Actor Segawa Kikunojō as Mizue Gozen
- Date:
- 1745
- Medium:
- Hand-colored woodblock print
- Source:
- Museum of Fine Arts, Boston
Description
Held in the Museum of Fine Arts, Boston and dated to 1745, Actor Segawa Kikunojō as Mizue Gozen is a hand-colored woodblock print depicting the leading onnagata Segawa Kikunojō I (1693-1749) in the role of Mizue Gozen, a female character from the Kabuki repertoire. Mizue Gozen appears in several Kabuki and jōruri plays, typically as a noblewoman or principal heroine whose dramatic situation drives the production's emotional core, and Segawa Kikunojō was among the actors most celebrated for the role in mid-eighteenth-century Edo. Yoshinobu's composition shows the actor in the formal three-quarter standing pose favored for single-figure onnagata portraits, with the elaborate layered kimono, the long flowing sleeves, and the distinctive headdress conveying the character's noble status while the actor's specific facial features and gestural conventions identify the performer beneath the role.
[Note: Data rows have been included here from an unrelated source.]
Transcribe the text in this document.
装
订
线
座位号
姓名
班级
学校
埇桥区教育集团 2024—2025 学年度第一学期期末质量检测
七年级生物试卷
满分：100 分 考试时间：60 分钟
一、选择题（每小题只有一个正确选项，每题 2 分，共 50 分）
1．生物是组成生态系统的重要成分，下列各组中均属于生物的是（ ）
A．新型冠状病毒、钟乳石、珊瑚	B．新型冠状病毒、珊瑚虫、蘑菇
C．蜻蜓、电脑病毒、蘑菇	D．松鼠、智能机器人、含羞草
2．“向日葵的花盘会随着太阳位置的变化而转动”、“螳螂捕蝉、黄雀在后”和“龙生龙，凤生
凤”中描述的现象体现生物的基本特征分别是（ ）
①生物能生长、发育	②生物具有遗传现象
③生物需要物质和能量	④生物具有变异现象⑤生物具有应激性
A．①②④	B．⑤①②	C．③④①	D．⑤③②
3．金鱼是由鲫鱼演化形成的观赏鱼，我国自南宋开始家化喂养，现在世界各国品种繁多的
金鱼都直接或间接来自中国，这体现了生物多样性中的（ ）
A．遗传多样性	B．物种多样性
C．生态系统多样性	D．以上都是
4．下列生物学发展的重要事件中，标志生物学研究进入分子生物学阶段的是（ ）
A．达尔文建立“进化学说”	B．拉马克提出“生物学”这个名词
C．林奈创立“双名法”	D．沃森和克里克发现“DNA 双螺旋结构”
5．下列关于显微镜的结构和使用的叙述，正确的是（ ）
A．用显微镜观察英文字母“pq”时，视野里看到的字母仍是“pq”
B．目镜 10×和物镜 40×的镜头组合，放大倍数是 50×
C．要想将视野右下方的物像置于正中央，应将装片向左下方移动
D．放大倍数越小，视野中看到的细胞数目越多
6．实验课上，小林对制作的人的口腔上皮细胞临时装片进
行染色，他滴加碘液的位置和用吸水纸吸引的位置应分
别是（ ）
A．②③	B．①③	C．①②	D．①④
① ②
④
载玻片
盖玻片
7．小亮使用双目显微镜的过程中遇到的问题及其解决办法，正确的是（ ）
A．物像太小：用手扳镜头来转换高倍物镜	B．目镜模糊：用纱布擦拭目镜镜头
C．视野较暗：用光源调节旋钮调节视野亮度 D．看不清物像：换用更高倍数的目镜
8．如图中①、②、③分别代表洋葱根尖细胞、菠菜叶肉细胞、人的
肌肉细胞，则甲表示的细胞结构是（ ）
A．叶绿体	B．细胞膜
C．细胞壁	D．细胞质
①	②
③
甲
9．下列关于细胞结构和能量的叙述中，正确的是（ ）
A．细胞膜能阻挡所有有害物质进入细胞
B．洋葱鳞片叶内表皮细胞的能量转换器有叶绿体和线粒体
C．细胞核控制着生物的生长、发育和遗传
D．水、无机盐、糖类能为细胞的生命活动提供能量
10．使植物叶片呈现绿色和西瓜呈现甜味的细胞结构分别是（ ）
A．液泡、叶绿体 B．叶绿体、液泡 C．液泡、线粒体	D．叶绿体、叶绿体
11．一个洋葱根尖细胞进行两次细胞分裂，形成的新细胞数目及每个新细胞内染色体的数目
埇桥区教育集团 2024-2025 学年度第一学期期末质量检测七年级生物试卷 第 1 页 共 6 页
The 1745 dating places the print squarely within Segawa Kikunojō I's mature career, the period when his onnagata practice had become a fixture of Edo theatergoing and when single-sheet portraits of his most celebrated roles found a steady commercial market. Printed in the hand-colored beni-e mode characteristic of mid-eighteenth-century Edo ukiyo-e, the work documents both the visual conventions of mid-Edo female-role performance and Yoshinobu's specialization within the onnagata portrait subgenre. The MFA Boston example provides one of the strongest dated documents of Yoshinobu's career.